Mechanical impedance based embedded piezoelectric transducer for reinforced concrete structural impact damage detection: A comparative study

Electromechanical admittance (inverse of impedance) based nondestructive evaluation method has been extensively applied to damage detection and health monitoring of engineering structures. This paper proposed an innovative method of using the effective structural mechanical impedance (ESMI) to detect reinforced concrete (RC) structural damages. ESMI based method was first formulated based on a generic two-dimensional model for embedded piezoelectric (PZT) transducer interacting with a host structure. And structural mechanical impedance (SMI) based method using a typical one-dimensional PZT-structure interaction model was also briefly introduced. Validation of the proposed method was investigated in an experiment of testing a RC beam structure with different levels of impact damages, in which raw admittance signatures measured from three embedded PZT transducers were used for extracting ESMI and SMI signatures. Sensitivity of ESMI, SMI and admittance signatures was then qualitatively compared in detecting RC beam structural damages.
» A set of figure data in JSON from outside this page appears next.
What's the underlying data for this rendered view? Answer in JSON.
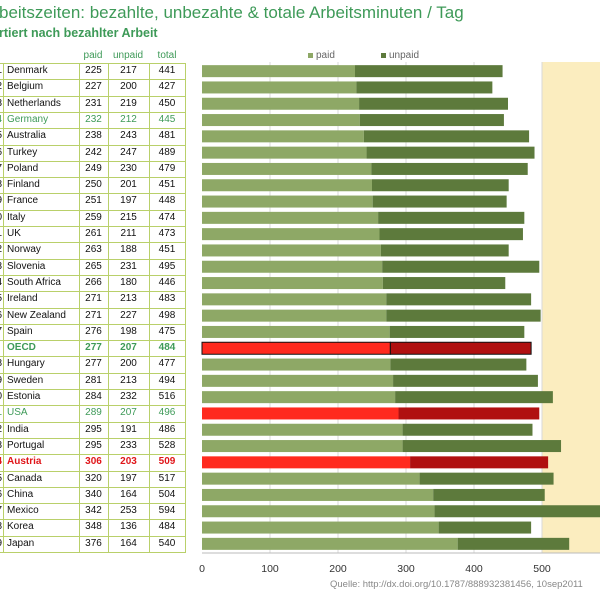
{
  "title": "beitszeiten: bezahlte, unbezahte & totale Arbeitsminuten / Tag",
  "subtitle": "rtiert nach bezahlter Arbeit",
  "table_headers": {
    "paid": "paid",
    "unpaid": "unpaid",
    "total": "total"
  },
  "legend": {
    "paid": "paid",
    "unpaid": "unpaid"
  },
  "source": "Quelle: http://dx.doi.org/10.1787/888932381456, 10sep2011",
  "colors": {
    "paid": "#8ea866",
    "unpaid": "#5d7a3c",
    "highlight_paid": "#ff2a1e",
    "highlight_unpaid": "#b01010",
    "background_band": "#fbedbf",
    "green_text": "#3e9a58",
    "red_text": "#e0161a"
  },
  "chart_data": {
    "type": "bar",
    "orientation": "horizontal",
    "stacked": true,
    "xlim": [
      0,
      600
    ],
    "x_ticks": [
      "0",
      "100",
      "200",
      "300",
      "400",
      "500"
    ],
    "series": [
      {
        "name": "paid"
      },
      {
        "name": "unpaid"
      }
    ],
    "rows": [
      {
        "rank": "1",
        "country": "Denmark",
        "paid": 225,
        "unpaid": 217,
        "total": 441,
        "style": "normal"
      },
      {
        "rank": "2",
        "country": "Belgium",
        "paid": 227,
        "unpaid": 200,
        "total": 427,
        "style": "normal"
      },
      {
        "rank": "3",
        "country": "Netherlands",
        "paid": 231,
        "unpaid": 219,
        "total": 450,
        "style": "normal"
      },
      {
        "rank": "4",
        "country": "Germany",
        "paid": 232,
        "unpaid": 212,
        "total": 445,
        "style": "green"
      },
      {
        "rank": "5",
        "country": "Australia",
        "paid": 238,
        "unpaid": 243,
        "total": 481,
        "style": "normal"
      },
      {
        "rank": "6",
        "country": "Turkey",
        "paid": 242,
        "unpaid": 247,
        "total": 489,
        "style": "normal"
      },
      {
        "rank": "7",
        "country": "Poland",
        "paid": 249,
        "unpaid": 230,
        "total": 479,
        "style": "normal"
      },
      {
        "rank": "8",
        "country": "Finland",
        "paid": 250,
        "unpaid": 201,
        "total": 451,
        "style": "normal"
      },
      {
        "rank": "9",
        "country": "France",
        "paid": 251,
        "unpaid": 197,
        "total": 448,
        "style": "normal"
      },
      {
        "rank": "0",
        "country": "Italy",
        "paid": 259,
        "unpaid": 215,
        "total": 474,
        "style": "normal"
      },
      {
        "rank": "1",
        "country": "UK",
        "paid": 261,
        "unpaid": 211,
        "total": 473,
        "style": "normal"
      },
      {
        "rank": "2",
        "country": "Norway",
        "paid": 263,
        "unpaid": 188,
        "total": 451,
        "style": "normal"
      },
      {
        "rank": "3",
        "country": "Slovenia",
        "paid": 265,
        "unpaid": 231,
        "total": 495,
        "style": "normal"
      },
      {
        "rank": "4",
        "country": "South Africa",
        "paid": 266,
        "unpaid": 180,
        "total": 446,
        "style": "normal"
      },
      {
        "rank": "5",
        "country": "Ireland",
        "paid": 271,
        "unpaid": 213,
        "total": 483,
        "style": "normal"
      },
      {
        "rank": "6",
        "country": "New Zealand",
        "paid": 271,
        "unpaid": 227,
        "total": 498,
        "style": "normal"
      },
      {
        "rank": "7",
        "country": "Spain",
        "paid": 276,
        "unpaid": 198,
        "total": 475,
        "style": "normal"
      },
      {
        "rank": "",
        "country": "OECD",
        "paid": 277,
        "unpaid": 207,
        "total": 484,
        "style": "oecd"
      },
      {
        "rank": "8",
        "country": "Hungary",
        "paid": 277,
        "unpaid": 200,
        "total": 477,
        "style": "normal"
      },
      {
        "rank": "9",
        "country": "Sweden",
        "paid": 281,
        "unpaid": 213,
        "total": 494,
        "style": "normal"
      },
      {
        "rank": "0",
        "country": "Estonia",
        "paid": 284,
        "unpaid": 232,
        "total": 516,
        "style": "normal"
      },
      {
        "rank": "1",
        "country": "USA",
        "paid": 289,
        "unpaid": 207,
        "total": 496,
        "style": "usa"
      },
      {
        "rank": "2",
        "country": "India",
        "paid": 295,
        "unpaid": 191,
        "total": 486,
        "style": "normal"
      },
      {
        "rank": "3",
        "country": "Portugal",
        "paid": 295,
        "unpaid": 233,
        "total": 528,
        "style": "normal"
      },
      {
        "rank": "4",
        "country": "Austria",
        "paid": 306,
        "unpaid": 203,
        "total": 509,
        "style": "austria"
      },
      {
        "rank": "5",
        "country": "Canada",
        "paid": 320,
        "unpaid": 197,
        "total": 517,
        "style": "normal"
      },
      {
        "rank": "6",
        "country": "China",
        "paid": 340,
        "unpaid": 164,
        "total": 504,
        "style": "normal"
      },
      {
        "rank": "7",
        "country": "Mexico",
        "paid": 342,
        "unpaid": 253,
        "total": 594,
        "style": "normal"
      },
      {
        "rank": "8",
        "country": "Korea",
        "paid": 348,
        "unpaid": 136,
        "total": 484,
        "style": "normal"
      },
      {
        "rank": "9",
        "country": "Japan",
        "paid": 376,
        "unpaid": 164,
        "total": 540,
        "style": "normal"
      }
    ]
  }
}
Additionally, these three signatures based damage quantification was also conducted using two-types of statistical root mean square deviation (RMSD) indices. Results demonstrated that the ESMI signature exhibits well performance in detecting the RC beam structural impact damage. The proposed method provides a promising alternative for precise prediction of RC structural damage especially when the PZT transducers embedded inside structures.